Let us know if you want to play around with any other data.

Remember that this course is supposed to be a brief and generalised look over some of the key ideas in Python and useful libraries as they relate to Earth Science research. Feel free to ask for more specific advice on topics you're working and we'll do our best to help.

### Getting set-up on a CO501 computer
1. Log into your Linux account
2. Open a terminals and set-up your conda virtual environment
```bash
startconda esci451
```
3. Clone the notebook repository
```bash
git clone https://github.com/calum-chamberlain/ESCI451-Python.git
```
4. Start Jupyter:
```bash
cd ESCI451-Python
jupyter notebook
```

# Using Python on your own computer

As we've emphasized above, we've chosen to use Jupyter notebooks for these modules. However, there are other ways that you can interact with Python, especially as you become more experienced. One way is to use a Python shell. In MacOS or Linux systems, open a terminal and type `python3` to start a Python 3.x shell (In case you're interested, the default Python on most systems is Python 2.7, which is now longer being developed and has been superseded by Python 3.x.)  In windows, open the command line and type `C:\python3\python.exe`: you might have to check your Python version.  

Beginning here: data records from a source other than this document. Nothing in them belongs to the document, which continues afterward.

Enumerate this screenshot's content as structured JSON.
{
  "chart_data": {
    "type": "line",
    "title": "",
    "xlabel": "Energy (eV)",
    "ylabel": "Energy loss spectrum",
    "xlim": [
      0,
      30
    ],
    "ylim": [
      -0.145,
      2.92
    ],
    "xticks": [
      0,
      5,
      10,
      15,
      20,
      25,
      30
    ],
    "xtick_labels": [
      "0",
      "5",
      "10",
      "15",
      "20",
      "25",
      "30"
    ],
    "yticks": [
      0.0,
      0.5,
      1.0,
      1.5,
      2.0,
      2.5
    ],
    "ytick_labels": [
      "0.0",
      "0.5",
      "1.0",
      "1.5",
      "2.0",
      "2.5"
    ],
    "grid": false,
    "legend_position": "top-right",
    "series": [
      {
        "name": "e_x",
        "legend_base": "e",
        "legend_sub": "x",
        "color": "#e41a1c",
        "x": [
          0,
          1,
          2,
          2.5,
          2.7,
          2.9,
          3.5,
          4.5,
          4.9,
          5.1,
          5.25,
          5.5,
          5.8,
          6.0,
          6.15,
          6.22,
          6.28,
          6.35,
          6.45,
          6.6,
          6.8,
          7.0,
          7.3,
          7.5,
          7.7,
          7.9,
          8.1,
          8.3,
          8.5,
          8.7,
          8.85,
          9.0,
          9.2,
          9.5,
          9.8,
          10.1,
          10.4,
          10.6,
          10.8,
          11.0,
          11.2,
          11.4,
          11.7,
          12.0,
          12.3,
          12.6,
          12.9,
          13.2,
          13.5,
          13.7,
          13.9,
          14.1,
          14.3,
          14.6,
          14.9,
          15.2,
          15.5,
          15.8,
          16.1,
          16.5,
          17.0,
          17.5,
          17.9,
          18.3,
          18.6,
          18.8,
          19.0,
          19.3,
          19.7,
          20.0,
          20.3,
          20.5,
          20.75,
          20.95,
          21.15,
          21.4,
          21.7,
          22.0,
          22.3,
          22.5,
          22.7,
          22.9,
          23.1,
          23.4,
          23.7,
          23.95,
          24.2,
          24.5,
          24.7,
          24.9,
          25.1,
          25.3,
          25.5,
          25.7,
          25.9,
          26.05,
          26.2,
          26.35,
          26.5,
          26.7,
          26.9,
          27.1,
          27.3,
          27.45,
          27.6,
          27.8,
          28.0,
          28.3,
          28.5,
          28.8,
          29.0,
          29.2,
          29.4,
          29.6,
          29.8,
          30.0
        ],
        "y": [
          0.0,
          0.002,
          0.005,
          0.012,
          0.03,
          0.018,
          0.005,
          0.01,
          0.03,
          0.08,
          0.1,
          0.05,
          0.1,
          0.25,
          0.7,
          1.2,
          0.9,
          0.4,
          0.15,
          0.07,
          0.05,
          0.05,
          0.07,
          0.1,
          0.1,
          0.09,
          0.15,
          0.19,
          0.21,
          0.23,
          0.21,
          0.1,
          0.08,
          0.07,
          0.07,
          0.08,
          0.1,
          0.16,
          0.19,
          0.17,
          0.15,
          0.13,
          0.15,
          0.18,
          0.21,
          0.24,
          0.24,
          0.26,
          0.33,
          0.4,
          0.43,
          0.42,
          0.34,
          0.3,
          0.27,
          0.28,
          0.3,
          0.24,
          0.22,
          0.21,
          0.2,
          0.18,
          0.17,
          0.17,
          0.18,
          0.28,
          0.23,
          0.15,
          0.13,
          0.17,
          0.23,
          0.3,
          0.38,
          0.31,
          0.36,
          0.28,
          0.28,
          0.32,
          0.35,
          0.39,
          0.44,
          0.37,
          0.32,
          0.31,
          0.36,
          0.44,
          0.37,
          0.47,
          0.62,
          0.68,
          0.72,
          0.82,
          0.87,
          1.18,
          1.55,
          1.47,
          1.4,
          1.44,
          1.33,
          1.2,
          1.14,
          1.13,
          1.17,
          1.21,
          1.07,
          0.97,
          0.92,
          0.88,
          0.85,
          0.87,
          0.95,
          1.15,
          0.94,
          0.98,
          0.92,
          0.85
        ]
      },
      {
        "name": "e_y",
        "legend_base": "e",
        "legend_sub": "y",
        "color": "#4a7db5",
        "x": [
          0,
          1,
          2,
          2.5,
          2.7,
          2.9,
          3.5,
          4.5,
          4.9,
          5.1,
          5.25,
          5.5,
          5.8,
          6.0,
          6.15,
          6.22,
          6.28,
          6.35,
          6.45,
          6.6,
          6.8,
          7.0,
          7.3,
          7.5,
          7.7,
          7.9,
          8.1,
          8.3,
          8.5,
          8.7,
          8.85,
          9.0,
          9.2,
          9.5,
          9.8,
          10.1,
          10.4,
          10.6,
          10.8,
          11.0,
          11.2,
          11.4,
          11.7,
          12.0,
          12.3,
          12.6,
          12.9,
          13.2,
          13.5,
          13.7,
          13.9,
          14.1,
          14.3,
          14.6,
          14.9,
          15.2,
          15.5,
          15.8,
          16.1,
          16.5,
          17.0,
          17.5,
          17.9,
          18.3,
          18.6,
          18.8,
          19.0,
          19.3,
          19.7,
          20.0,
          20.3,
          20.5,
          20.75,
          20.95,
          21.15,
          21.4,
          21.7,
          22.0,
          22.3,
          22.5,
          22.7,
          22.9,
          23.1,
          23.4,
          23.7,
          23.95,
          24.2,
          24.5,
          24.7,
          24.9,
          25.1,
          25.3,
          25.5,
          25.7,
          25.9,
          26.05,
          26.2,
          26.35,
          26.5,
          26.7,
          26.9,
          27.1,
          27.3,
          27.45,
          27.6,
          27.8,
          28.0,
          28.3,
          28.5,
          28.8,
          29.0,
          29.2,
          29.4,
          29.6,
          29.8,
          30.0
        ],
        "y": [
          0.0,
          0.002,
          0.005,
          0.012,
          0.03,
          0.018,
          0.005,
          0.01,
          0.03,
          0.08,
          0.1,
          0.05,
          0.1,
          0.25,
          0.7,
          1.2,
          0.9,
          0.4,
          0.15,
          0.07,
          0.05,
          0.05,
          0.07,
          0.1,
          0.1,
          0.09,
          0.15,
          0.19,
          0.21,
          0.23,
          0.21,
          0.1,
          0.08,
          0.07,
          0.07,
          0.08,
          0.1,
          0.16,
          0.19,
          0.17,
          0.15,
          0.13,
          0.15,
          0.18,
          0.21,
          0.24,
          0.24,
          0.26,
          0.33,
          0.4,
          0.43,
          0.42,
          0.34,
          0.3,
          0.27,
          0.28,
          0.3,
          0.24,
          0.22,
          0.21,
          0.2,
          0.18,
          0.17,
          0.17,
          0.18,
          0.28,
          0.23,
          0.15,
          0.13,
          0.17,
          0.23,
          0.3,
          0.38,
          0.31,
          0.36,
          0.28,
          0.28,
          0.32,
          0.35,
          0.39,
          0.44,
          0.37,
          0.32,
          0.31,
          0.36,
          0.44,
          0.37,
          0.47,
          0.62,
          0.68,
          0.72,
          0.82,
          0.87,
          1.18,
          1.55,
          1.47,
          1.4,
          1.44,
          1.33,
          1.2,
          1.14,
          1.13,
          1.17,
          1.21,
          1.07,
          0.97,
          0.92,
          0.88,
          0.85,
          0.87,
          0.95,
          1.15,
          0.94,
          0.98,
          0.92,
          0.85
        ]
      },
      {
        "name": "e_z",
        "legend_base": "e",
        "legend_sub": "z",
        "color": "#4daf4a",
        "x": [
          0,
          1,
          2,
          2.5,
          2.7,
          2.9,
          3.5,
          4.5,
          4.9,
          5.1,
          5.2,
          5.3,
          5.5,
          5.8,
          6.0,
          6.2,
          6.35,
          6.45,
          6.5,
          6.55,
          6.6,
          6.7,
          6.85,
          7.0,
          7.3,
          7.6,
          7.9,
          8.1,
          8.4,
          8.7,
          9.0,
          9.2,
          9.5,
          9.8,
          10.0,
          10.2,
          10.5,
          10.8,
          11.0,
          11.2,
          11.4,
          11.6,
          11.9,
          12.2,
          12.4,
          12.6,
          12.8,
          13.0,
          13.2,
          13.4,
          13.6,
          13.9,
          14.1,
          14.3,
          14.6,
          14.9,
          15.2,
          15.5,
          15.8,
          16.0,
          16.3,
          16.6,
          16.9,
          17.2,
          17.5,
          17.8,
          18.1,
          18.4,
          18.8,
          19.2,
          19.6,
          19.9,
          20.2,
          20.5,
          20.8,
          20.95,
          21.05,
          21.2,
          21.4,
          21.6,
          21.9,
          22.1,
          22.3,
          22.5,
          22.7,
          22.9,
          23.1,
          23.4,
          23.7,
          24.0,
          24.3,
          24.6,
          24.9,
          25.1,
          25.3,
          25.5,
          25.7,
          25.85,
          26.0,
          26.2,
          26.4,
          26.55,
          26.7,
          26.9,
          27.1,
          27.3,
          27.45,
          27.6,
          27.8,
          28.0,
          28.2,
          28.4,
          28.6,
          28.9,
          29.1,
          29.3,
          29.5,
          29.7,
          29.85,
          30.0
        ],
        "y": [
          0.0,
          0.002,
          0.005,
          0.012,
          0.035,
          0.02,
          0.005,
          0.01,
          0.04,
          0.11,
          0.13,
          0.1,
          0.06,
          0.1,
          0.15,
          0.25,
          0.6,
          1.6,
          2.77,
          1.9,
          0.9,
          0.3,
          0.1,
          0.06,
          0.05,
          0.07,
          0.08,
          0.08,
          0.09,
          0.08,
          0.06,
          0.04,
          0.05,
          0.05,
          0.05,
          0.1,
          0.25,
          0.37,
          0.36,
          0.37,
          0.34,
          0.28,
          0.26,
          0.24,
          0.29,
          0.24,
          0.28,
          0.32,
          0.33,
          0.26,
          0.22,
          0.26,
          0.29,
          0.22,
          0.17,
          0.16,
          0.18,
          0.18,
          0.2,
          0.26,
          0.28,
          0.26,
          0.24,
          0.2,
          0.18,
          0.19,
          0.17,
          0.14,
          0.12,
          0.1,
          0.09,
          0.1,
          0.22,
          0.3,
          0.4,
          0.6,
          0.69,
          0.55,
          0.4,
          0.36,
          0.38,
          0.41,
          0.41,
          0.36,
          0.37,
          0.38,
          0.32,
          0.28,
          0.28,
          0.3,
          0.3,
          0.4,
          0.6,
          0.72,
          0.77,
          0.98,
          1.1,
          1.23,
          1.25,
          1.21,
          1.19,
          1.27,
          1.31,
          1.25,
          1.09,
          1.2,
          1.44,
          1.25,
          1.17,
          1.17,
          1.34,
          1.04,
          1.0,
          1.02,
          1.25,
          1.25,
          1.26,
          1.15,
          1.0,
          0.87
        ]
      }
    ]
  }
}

To get a more interactive, nicely coloured interface, try using the [iPython](https://ipython.org/) shell, which you can install using Anaconda (or pypi).

## Using the same environment on your own computer as CO501

To get your computer set up with the esci451 environment you need to:
1. Install [miniconda](https://docs.conda.io/en/latest/miniconda.html) or [anaconda](https://www.anaconda.com/products/individual) (which comes with a GUI)
2. Download the `environment.yml` file from [here](https://raw.githubusercontent.com/calum-chamberlain/ESCI451-Python/master/environment.yml) and save it somewhere.
3. Open a terminal (MacOS or Linux) or Command.exe (Windows) and  navigate to where you saved the `environment.yml` file.
4. Run `conda env create -f environment.yml`. This might take a while - carry on with the notebooks while this runs!

This will make an `esci451` environment. To start this environment and run jupyter open a terminal (or command prompt) and run:
```bash
conda activate esci451
jupyter notebook
```
Then you can navigate to your local notebooks!

# Getting started - "Hello World!"

The first program written in most languages is a simple "Hello World!" program, that just outputs the phrase "Hello World!"
to the screen. In Python this is embarassingly simple (run the code by clicking the arrow button up the top, or by hitting
*ctrl-enter*):

In [6]:
print("Hello World!")

Hello World!


What we did is call the `print` function with the *argument* `"Hello World!"`. Encapsulating *Hello World!* in
quotes tells Python that we want this to be a *string* type. Strings hold characters, other types hold other
data types.

The `print` function takes whatever we gave it as an argument and prints that to screen (we see the output of our
code in Jupyter notebooks just beneath the *cell* that we ran the code in).

In the next notebook, we'll look at different data types and start playing with real data.